Frente a una inminente tormenta, el hombre enseguida piensa en su seguridad e incluso en sus cómodos intereses: «¿Se cortará la electricidad? ¿Comprometerá mi trabajo? ¿Habrá fuertes riadas o inundaciones? ¿Cómo afectará esto a mi casa, mi calle, mi comunidad?». Se inquieta, toma unas cuantas providencias. Pero ¿qué puede hacer un simple mortal ante la fuerza de la naturaleza? Los cielos se cargan y sueltan el violento temporal…
Son momentos de extrema gravedad, una auténtica fantasmagoría, un glorioso ceremonial. Los vientos sacuden los árboles, arrastran consigo objetos, dañan construcciones. Los relámpagos iluminan los cielos y, como flechas certeras, los rayos salen disparados por todas partes. El suelo tiembla y gime ante el estruendo de los truenos.
¿Qué grandeza es ésa ante la cual el hombre se siente tan insignificante e impotente?
¿No es cierto que evoca la arquetípica escena de la expulsión de los vendedores del Templo por parte del Señor? Cuántas veces el látigo divino, tejido por el Salvador, no rasgó el aire para descargarse sobre las mercancías de los cambistas, provocando duros estampidos mientras resonaba una fuerte voz: «No convirtáis en un mercado la casa de mi Padre» (Jn 2, 16). ¿Y qué sucedió después? La conversión de muchos ante el clamor de Dios, eficaz limpieza del santuario.
Hay una famosa canción italiana que dice: «Che bella cosa, una giornata al sole, l’aria è serena dopo la tempesta». De hecho, ¡cuán más puro queda el aire después de la tormenta!

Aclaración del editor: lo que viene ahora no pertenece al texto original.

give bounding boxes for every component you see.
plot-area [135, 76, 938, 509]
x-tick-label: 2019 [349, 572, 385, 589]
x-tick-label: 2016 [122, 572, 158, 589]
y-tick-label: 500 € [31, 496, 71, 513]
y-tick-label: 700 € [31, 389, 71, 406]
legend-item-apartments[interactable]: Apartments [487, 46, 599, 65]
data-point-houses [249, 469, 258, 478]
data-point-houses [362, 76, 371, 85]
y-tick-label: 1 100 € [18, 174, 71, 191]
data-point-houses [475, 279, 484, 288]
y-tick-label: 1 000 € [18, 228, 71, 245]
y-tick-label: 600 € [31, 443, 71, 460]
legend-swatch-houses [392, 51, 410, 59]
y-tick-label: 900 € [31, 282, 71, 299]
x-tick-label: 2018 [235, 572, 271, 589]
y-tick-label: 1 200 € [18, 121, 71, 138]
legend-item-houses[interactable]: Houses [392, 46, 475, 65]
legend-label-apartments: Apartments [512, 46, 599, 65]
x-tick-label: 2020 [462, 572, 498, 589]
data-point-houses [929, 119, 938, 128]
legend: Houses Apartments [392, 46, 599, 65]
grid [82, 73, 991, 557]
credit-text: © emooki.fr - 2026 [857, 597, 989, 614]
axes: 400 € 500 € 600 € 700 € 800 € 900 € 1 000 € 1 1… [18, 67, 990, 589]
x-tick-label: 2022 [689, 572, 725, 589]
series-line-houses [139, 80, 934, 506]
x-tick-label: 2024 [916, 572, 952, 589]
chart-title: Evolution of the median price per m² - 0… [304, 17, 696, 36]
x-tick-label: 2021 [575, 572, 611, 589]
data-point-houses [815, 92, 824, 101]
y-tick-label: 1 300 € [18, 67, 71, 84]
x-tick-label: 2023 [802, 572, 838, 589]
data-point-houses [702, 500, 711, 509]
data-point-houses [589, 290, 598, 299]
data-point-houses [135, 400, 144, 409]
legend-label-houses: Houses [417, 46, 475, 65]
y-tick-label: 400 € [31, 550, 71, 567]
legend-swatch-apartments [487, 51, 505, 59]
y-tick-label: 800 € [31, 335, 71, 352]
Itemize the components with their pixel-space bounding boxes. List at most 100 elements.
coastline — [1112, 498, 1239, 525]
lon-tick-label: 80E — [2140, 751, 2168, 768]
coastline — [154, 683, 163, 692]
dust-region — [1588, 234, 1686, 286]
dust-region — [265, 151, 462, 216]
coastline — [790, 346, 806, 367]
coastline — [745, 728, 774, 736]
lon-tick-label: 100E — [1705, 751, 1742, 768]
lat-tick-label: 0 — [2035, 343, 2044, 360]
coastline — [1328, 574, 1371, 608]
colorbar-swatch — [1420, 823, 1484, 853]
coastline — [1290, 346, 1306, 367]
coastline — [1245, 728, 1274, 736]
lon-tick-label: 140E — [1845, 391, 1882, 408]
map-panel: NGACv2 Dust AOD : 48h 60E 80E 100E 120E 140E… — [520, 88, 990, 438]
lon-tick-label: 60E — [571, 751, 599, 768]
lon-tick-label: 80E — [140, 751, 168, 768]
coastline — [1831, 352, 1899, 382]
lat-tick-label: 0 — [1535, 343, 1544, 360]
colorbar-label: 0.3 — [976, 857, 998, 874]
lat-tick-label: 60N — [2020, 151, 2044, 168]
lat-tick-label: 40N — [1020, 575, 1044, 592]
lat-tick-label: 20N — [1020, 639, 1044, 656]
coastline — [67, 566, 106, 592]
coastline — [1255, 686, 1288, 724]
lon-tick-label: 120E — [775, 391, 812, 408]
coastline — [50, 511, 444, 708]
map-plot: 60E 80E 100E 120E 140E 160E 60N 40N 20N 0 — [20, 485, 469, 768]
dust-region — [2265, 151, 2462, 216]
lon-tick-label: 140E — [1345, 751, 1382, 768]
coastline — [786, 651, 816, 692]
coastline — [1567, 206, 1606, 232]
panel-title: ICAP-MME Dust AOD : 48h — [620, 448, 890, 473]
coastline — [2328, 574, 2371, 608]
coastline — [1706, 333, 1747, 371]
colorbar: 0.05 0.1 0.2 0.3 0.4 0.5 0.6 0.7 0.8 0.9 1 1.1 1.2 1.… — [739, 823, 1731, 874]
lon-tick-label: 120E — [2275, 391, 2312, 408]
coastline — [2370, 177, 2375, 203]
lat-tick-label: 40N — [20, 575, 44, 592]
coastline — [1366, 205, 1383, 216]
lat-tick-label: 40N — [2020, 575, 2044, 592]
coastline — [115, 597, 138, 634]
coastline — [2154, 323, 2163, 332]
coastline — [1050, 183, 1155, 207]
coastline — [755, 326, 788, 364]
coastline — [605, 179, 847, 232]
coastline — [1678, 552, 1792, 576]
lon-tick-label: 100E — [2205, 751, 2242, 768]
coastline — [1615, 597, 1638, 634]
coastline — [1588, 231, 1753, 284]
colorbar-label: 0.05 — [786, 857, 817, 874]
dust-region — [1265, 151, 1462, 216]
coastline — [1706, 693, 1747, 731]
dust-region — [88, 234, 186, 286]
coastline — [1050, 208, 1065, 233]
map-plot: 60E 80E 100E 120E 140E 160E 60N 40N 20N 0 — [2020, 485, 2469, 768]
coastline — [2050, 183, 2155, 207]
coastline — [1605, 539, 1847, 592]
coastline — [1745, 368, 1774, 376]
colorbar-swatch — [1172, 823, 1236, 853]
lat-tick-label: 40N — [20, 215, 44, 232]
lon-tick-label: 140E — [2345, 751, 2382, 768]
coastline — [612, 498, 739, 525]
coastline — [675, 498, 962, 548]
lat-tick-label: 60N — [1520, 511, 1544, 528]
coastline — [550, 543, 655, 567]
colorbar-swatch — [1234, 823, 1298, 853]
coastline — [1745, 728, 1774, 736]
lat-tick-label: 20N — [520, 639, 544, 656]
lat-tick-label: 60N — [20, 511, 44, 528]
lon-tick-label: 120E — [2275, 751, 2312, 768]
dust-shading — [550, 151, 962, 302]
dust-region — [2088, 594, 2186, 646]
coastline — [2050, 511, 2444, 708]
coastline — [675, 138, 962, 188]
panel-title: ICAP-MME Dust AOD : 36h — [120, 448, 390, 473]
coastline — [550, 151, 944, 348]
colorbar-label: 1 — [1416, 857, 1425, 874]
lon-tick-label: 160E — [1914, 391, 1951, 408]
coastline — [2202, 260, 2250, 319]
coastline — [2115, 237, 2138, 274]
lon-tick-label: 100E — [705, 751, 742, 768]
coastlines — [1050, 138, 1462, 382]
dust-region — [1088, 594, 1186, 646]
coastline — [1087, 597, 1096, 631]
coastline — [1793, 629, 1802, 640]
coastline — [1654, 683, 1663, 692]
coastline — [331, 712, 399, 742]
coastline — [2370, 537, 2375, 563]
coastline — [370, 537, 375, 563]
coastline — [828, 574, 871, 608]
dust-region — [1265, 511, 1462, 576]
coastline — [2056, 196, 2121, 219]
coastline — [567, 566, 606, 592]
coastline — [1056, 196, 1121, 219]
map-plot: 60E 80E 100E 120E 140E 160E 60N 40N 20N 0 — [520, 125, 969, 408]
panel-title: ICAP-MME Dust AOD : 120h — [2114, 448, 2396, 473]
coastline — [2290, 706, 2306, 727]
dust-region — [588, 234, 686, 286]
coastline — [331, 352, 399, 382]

La naturaleza se renueva, germinan las plantas, cantan los pájaros y… el hombre reflexiona. En su subconsciente ronda una pregunta latente: «¿No será esto una advertencia para mí?». El recuerdo de los novísimos le viene a la mente, estremece un poco, se vuelve inseguro, teme el castigo divino, pero… no se atreve a cambiar de vida. Dominado por una mentalidad escéptica y optimista, desdeña la advertencia, relaja los nervios, toma un trago y suspira: «¡Para qué molestarse con esto!».
Hace falta estar sordo para no oír una voz tan clara y elocuente. El trueno no es sólo un amenazador estruendo del cielo, sino sobre todo una amorosa amonestación del Señor que nos recuerda las verdades eternas. El Creador se muestra extremadamente fiel para con nosotros, repitiendo con categórica insistencia en la «voz» del trueno: «¡Prestad atención! ¡Yo existo!».
No imitemos la actitud errada de los israelitas que, al escuchar los «truenos divinos» al pie del monte Sinaí, retrocedieron y dijeron: «Que no nos hable Dios, no sea que muramos» (Éx 20, 19). ¡Oh! No pidamos semejante estupidez, porque no es una opción posible; más bien, oremos para que no seamos sordos y para que esa voz produzca en nuestras almas el fruto que Él quiso cuando la creó.